Title: Quantum optics with atom arrays: from efficient photon gates to quantum spin liquids
Abstract: Most synthetic quantum platforms today feature highly coherent, short-range interactions between their individual elements. In contrast, quantum atom-light interfaces are markedly different. First, light naturally facilitates long-range interactions between atoms, which often results in simple, mean-field behavior. Second, and more importantly, high-fidelity operations between atoms and photons remains an outstanding challenge. Physically, the emission of photons by excited atoms into directions that cannot be efficiently collected constitutes a major loss of quantum information in many applications. For example, state-of-the-art photon entangling gates still exhibit an error probability of over 50%.
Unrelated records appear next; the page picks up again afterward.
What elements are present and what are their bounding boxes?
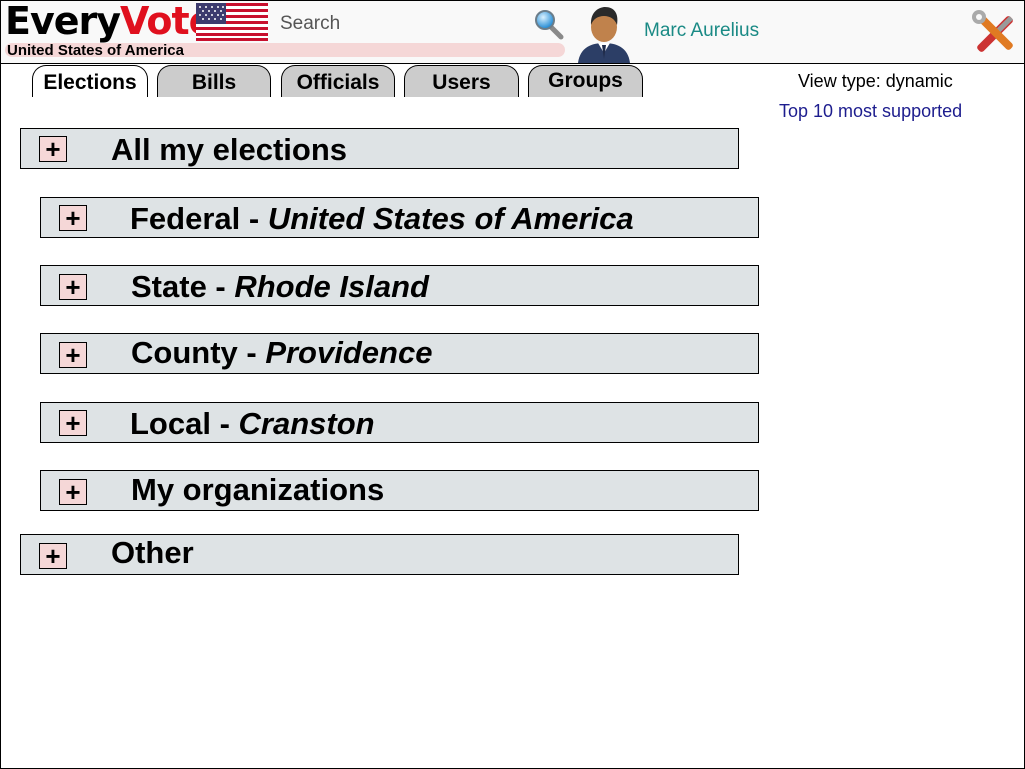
top-10-link[interactable]: Top 10 most supported [779, 101, 962, 122]
section-other[interactable]: + Other [20, 534, 739, 575]
us-flag-icon [196, 3, 268, 41]
logo[interactable]: EveryVote [5, 0, 214, 43]
tab-groups[interactable]: Groups [528, 65, 643, 97]
username-link[interactable]: Marc Aurelius [644, 20, 759, 42]
view-type-label: View type: dynamic [798, 71, 953, 91]
tab-bills[interactable]: Bills [157, 65, 271, 97]
magnifier-icon[interactable] [531, 7, 565, 41]
expand-button[interactable]: + [39, 543, 67, 569]
tools-icon[interactable] [969, 7, 1021, 59]
section-federal[interactable]: + Federal - United States of America [40, 197, 759, 238]
tab-elections[interactable]: Elections [32, 65, 148, 97]
search-input[interactable]: Search [280, 13, 340, 35]
section-all-my-elections[interactable]: + All my elections [20, 128, 739, 169]
tab-users[interactable]: Users [404, 65, 519, 97]
tab-officials[interactable]: Officials [281, 65, 395, 97]
logo-every: Every [5, 0, 121, 43]
section-local[interactable]: + Local - Cranston [40, 402, 759, 443]
section-county[interactable]: + County - Providence [40, 333, 759, 374]
section-title: My organizations [131, 472, 385, 507]
expand-button[interactable]: + [59, 342, 87, 368]
section-title: Federal - United States of America [130, 201, 634, 236]
section-title: Local - Cranston [130, 406, 375, 441]
section-title: State - Rhode Island [131, 269, 429, 304]
user-avatar-icon[interactable] [574, 3, 634, 63]
expand-button[interactable]: + [39, 136, 67, 162]
section-my-organizations[interactable]: + My organizations [40, 470, 759, 511]
section-title: County - Providence [131, 335, 433, 370]
expand-button[interactable]: + [59, 479, 87, 505]
section-state[interactable]: + State - Rhode Island [40, 265, 759, 306]
section-title: Other [111, 535, 194, 570]
header: EveryVote Search United States of Americ… [1, 0, 1024, 64]
country-label: United States of America [7, 42, 184, 59]
expand-button[interactable]: + [59, 205, 87, 231]
expand-button[interactable]: + [59, 274, 87, 300]
section-title: All my elections [111, 132, 348, 167]
expand-button[interactable]: + [59, 410, 87, 436]
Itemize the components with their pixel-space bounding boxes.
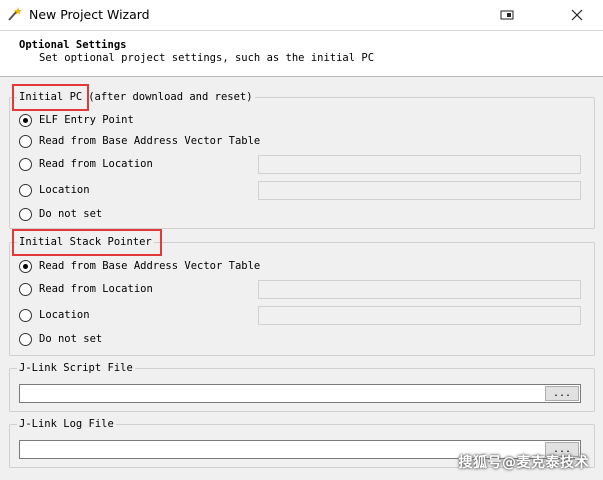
watermark-text: 搜狐号@麦克泰技术 — [458, 455, 589, 471]
sp-radio-do-not-set[interactable]: Do not set — [19, 331, 102, 347]
radio-button[interactable] — [19, 308, 32, 322]
radio-button[interactable] — [19, 332, 32, 346]
title-bar: New Project Wizard — [0, 0, 603, 31]
pc-radio-vector-table[interactable]: Read from Base Address Vector Table — [19, 133, 260, 149]
sp-radio-vector-table[interactable]: Read from Base Address Vector Table — [19, 258, 260, 274]
sp-location-input — [258, 306, 581, 325]
sp-radio-read-location[interactable]: Read from Location — [19, 281, 153, 297]
pc-location-input — [258, 181, 581, 200]
radio-label: Read from Location — [39, 158, 153, 170]
initial-sp-highlight-box — [12, 229, 162, 256]
radio-button[interactable] — [19, 282, 32, 296]
script-file-input[interactable] — [19, 384, 581, 403]
pc-radio-location[interactable]: Location — [19, 182, 90, 198]
restore-button[interactable] — [485, 0, 529, 30]
script-file-browse-button[interactable]: ... — [545, 386, 579, 401]
radio-label: ELF Entry Point — [39, 114, 134, 126]
radio-label: Read from Base Address Vector Table — [39, 135, 261, 147]
radio-label: Read from Location — [39, 283, 153, 295]
sp-radio-location[interactable]: Location — [19, 307, 90, 323]
radio-button[interactable] — [19, 157, 32, 171]
close-button[interactable] — [556, 0, 600, 30]
radio-button[interactable] — [19, 113, 32, 127]
initial-pc-suffix: (after download and reset) — [88, 91, 253, 103]
radio-label: Do not set — [39, 333, 103, 345]
radio-label: Location — [39, 184, 90, 196]
radio-label: Read from Base Address Vector Table — [39, 260, 261, 272]
initial-pc-highlight-box — [12, 84, 89, 111]
pc-radio-elf-entry[interactable]: ELF Entry Point — [19, 112, 134, 128]
wizard-header: Optional Settings Set optional project s… — [0, 31, 603, 77]
log-file-legend: J-Link Log File — [17, 418, 116, 430]
script-file-legend: J-Link Script File — [17, 362, 135, 374]
sp-read-location-input — [258, 280, 581, 299]
close-icon — [571, 9, 583, 21]
page-title: Optional Settings — [19, 39, 127, 51]
radio-label: Location — [39, 309, 90, 321]
pc-radio-do-not-set[interactable]: Do not set — [19, 206, 102, 222]
page-description: Set optional project settings, such as t… — [39, 52, 375, 64]
radio-button[interactable] — [19, 134, 32, 148]
radio-button[interactable] — [19, 183, 32, 197]
pc-read-location-input — [258, 155, 581, 174]
wizard-wand-icon — [6, 6, 22, 22]
radio-label: Do not set — [39, 208, 103, 220]
pc-radio-read-location[interactable]: Read from Location — [19, 156, 153, 172]
radio-button[interactable] — [19, 259, 32, 273]
window-title: New Project Wizard — [29, 7, 150, 22]
restore-icon — [500, 10, 514, 20]
radio-button[interactable] — [19, 207, 32, 221]
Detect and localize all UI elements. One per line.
In recent years, an exciting new paradigm has emerged to harness this dissipation. In particular, it has been realized that spontaneous emission is actually a form of correlated dissipation, due to the interference of light emitted by different atoms. The correlated nature becomes especially strong and controllable in dense atom arrays. Here, we discuss our recent theoretical efforts to efficiently encode applications and interesting many-body phenomena into atom-light interfaces, utilizing the collective dissipation and long-range interactions while avoiding mean-field behavior. Starting at the single-photon level, we show how to realize quantum memories and photon gates with errors that are exponentially smaller versus atom number than previously known protocols. We then discuss paradigms in which long-range interactions can facilitate the formation of topological quantum spin liquids, exotic states of matter whose low-energy physics are described by emergent gauge fields and fractional excitations.